One of the wilder features in AgenticMail Enterprise is meeting intelligence. An AI agent can join a Google Meet call, listen to the conversation, speak when spoken to, transcribe everything in real time, and generate structured meeting notes afterward. Getting this working required solving several problems that I hadn’t seen anyone tackle together.
Joining the Call
The agent joins Google Meet through Playwright browser automation. It launches a Chromium instance, navigates to the meeting URL, handles the “join now” flow, and enters the call. This sounds straightforward, but Google Meet’s UI is a moving target. The join flow involves dismissing permission prompts, handling pre join screens where you configure your mic and camera, and dealing with lobby/waiting room states.
The Playwright automation is resilient to UI changes because it uses a combination of selectors: ARIA labels, data attributes, and text content matching. When Google ships a UI update, the selector priority system means most changes don’t break the automation. For the ones that do, updating a selector map is a five minute fix.
The agent joins with camera off and microphone muted by default. It identifies itself with a configurable display name, typically something like “AI Assistant (AgenticMail)” so participants know there’s an agent on the call.
Speaking with ElevenLabs TTS
Giving the agent a voice was the hardest part. The audio pipeline works like this:
- The agent generates a text response based on the conversation context.
- The text goes to ElevenLabs for text to speech synthesis. ElevenLabs produces natural sounding speech that doesn’t trigger the uncanny valley reaction you get from older TTS systems.
- The generated audio gets routed through a virtual audio device created with sox.
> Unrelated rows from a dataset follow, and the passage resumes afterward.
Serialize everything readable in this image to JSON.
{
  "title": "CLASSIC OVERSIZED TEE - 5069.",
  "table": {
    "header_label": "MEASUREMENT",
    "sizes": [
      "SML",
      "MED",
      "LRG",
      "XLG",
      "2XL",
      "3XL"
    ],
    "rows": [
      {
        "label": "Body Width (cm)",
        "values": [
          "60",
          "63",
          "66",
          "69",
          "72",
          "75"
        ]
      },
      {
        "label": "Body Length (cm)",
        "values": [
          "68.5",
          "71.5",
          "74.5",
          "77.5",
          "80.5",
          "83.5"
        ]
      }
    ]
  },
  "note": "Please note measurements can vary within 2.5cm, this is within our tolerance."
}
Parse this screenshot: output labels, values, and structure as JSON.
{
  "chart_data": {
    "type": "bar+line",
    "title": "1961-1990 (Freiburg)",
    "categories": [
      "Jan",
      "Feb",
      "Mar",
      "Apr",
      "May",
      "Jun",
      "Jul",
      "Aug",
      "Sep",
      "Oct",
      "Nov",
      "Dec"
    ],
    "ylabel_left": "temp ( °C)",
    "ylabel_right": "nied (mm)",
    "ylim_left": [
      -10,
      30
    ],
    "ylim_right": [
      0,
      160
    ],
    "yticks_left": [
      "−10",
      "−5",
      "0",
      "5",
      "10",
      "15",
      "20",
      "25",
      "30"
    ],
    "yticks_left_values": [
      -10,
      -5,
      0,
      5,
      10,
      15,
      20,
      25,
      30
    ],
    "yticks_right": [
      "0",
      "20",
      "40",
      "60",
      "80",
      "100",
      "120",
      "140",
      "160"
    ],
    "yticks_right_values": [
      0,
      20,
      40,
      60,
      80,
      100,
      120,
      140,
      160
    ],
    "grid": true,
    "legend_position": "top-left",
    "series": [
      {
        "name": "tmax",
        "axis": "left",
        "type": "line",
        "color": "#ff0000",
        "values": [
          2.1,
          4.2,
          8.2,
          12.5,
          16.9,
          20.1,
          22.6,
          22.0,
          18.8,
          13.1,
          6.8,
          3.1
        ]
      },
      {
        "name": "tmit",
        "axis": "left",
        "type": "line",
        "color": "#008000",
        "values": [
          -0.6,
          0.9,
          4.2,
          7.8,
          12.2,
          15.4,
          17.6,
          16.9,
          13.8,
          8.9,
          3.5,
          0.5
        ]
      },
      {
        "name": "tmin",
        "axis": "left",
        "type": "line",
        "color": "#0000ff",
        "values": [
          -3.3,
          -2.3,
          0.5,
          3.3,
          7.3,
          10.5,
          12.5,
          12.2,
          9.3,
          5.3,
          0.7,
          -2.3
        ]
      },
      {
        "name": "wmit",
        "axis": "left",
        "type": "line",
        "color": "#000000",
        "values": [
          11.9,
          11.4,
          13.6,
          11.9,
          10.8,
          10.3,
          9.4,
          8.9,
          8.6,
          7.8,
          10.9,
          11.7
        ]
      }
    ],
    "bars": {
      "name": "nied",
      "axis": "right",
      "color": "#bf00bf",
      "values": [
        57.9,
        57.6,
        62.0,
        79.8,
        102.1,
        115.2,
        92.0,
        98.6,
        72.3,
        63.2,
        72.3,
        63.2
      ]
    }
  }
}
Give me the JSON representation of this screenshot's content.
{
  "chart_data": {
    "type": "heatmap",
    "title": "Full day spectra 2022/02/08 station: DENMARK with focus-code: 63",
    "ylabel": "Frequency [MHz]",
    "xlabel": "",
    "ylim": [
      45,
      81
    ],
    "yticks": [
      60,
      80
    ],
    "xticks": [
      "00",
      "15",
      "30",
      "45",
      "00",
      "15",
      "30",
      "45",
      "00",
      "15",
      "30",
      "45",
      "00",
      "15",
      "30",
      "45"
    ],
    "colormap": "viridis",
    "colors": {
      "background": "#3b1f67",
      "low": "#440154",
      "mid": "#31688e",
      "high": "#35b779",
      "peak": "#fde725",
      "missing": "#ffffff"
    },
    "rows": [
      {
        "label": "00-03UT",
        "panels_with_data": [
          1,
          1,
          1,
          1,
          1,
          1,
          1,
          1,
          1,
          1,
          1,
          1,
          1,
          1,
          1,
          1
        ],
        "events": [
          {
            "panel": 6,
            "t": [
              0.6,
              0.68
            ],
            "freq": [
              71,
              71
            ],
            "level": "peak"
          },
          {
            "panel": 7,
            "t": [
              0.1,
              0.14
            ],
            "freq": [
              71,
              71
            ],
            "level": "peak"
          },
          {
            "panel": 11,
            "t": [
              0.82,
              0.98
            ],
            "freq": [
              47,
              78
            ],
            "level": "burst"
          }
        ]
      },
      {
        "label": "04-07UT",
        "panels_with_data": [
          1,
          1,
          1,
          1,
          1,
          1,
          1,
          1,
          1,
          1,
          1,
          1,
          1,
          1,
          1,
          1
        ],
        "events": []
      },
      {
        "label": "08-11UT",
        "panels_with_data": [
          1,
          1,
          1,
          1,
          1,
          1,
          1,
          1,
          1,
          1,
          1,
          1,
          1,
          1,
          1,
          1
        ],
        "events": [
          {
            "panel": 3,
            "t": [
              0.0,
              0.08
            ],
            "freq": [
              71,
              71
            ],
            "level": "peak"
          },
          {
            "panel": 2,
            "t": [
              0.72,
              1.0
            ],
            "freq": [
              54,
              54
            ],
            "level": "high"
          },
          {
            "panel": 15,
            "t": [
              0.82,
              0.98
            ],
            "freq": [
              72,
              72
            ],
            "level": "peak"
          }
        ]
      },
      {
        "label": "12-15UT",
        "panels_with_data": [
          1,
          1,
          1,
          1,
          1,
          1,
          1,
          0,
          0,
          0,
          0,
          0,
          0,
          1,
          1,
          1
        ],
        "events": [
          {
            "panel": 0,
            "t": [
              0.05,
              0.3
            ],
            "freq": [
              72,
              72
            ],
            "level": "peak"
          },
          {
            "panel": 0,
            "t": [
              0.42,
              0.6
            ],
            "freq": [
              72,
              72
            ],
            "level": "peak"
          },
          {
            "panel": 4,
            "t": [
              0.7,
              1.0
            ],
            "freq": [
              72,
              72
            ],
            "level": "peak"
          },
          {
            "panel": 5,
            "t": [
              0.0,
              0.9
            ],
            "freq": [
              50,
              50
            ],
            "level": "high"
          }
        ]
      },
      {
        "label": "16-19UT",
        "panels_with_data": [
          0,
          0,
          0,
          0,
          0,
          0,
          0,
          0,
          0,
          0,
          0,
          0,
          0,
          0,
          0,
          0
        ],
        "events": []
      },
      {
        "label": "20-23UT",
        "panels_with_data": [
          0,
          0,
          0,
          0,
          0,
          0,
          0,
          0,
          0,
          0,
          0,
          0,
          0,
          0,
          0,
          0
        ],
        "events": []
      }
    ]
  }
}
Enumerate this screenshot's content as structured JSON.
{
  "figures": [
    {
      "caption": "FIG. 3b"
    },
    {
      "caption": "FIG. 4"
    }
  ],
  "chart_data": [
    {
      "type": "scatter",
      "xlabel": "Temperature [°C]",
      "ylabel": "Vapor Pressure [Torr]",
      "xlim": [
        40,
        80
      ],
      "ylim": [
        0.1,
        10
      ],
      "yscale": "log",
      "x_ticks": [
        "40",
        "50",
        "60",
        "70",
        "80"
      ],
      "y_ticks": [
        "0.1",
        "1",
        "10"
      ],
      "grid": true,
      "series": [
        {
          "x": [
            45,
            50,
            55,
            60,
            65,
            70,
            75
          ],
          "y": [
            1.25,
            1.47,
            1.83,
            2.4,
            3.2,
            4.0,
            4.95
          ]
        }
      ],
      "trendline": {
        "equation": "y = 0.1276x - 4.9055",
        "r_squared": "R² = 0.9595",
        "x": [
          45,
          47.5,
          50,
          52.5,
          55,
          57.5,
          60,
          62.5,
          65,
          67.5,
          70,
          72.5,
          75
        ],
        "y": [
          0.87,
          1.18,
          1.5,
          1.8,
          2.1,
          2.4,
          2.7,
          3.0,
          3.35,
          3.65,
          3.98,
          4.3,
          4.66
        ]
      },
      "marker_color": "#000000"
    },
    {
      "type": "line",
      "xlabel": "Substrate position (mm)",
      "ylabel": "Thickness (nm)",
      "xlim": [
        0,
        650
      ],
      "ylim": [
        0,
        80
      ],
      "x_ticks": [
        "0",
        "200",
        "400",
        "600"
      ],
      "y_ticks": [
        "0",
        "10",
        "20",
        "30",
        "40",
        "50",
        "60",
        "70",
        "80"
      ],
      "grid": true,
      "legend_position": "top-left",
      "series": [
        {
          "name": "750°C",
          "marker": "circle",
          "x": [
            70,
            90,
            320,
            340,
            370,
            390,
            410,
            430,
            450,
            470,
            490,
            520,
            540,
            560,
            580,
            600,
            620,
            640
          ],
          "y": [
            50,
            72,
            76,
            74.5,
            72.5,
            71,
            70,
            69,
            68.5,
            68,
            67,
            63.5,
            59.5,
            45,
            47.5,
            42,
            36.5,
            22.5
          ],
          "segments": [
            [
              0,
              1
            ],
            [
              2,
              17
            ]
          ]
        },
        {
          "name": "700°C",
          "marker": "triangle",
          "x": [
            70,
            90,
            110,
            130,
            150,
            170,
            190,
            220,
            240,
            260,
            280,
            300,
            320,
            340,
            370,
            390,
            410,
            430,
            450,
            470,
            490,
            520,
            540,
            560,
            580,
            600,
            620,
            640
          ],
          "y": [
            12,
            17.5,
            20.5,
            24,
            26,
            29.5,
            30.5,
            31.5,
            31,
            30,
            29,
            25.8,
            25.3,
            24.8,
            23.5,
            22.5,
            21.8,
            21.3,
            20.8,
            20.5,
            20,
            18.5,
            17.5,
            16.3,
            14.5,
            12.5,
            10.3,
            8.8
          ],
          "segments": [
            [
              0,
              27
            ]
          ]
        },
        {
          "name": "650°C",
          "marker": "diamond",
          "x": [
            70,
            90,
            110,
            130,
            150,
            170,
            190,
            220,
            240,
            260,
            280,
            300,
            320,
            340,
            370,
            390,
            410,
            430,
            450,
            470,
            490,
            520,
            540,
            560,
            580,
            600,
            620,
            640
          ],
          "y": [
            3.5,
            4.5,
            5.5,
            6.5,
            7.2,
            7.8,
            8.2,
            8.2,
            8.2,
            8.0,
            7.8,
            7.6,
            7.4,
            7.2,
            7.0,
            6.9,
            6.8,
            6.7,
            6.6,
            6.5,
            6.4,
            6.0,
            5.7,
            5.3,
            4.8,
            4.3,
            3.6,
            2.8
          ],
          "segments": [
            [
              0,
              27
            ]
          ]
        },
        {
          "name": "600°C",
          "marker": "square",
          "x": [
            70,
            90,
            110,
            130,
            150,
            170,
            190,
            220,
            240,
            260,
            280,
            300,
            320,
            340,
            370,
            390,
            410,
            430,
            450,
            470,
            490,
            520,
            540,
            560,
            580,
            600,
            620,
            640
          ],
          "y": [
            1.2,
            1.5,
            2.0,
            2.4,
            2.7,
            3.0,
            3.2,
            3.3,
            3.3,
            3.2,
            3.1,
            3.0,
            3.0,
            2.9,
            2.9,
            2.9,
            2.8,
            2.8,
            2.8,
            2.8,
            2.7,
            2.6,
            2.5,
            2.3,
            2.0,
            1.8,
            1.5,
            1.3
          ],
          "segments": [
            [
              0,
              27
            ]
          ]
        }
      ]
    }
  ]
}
This virtual device appears as a microphone input to the Chromium instance running Google Meet.
- The agent unmutes, the audio plays through the virtual mic, and participants hear the agent speak.
The sox virtual audio device setup is platform specific. On macOS, it uses sox and a virtual audio driver to create a loopback device. The audio quality is clean because there’s no physical speaker/microphone path introducing noise or echo.
Latency is the critical metric here. From the moment the agent decides to speak to the moment participants hear it, the total pipeline latency is roughly 1.5 to 3 seconds depending on the length of the utterance. ElevenLabs streaming helps because the audio starts playing before the full synthesis is complete. For short responses (“I’ll add that to the action items”), the latency feels natural, like a person collecting their thoughts before speaking.
Real Time Transcription
While the meeting is happening, the agent is transcribing everything. It captures the audio stream from the Google Meet tab and processes it through a speech to text pipeline. Speaker diarization (identifying who said what) works by correlating the audio with the participant list visible in the Meet UI.
The transcription runs continuously, building up a full record of the conversation as it happens. The agent uses this live transcript as its context for deciding when and how to contribute. If someone asks “can someone summarize what we’ve agreed on so far?” the agent has the full conversation available to generate that summary.
Meeting Notes Generation
After the call ends (or on demand during the call), the agent generates structured meeting notes. These include:
Summary. A concise overview of what was discussed and decided.
Action items. Extracted from the conversation with assignees where mentioned. “John, can you handle the deployment by Friday?” becomes an action item assigned to John with a Friday deadline.
Key decisions. Statements that indicate a decision was made, extracted and listed separately from general discussion.
Open questions. Topics that were raised but not resolved, flagged for follow up.
Attendees and duration. Who was on the call and how long it lasted.
The notes can be automatically sent to participants via email, posted to a Slack channel, or saved to the knowledge base for future reference.
Technical Challenges
The biggest challenge isn’t any single component. It’s the coordination. The browser automation, audio pipeline, transcription engine, and LLM inference all need to operate simultaneously with tight timing. A hiccup in the audio pipeline while the agent is speaking creates an awkward silence. A delay in transcription means the agent might miss context.
I run the audio pipeline and browser automation as separate processes communicating through shared buffers. The transcription runs in its own thread with a sliding window over the audio stream. LLM inference is async, so the agent can process a response while still transcribing incoming speech.
It’s not simple. But watching an AI agent join a meeting, listen to the discussion, answer a question verbally, and then email everyone the notes afterward is one of those moments where the future feels tangible.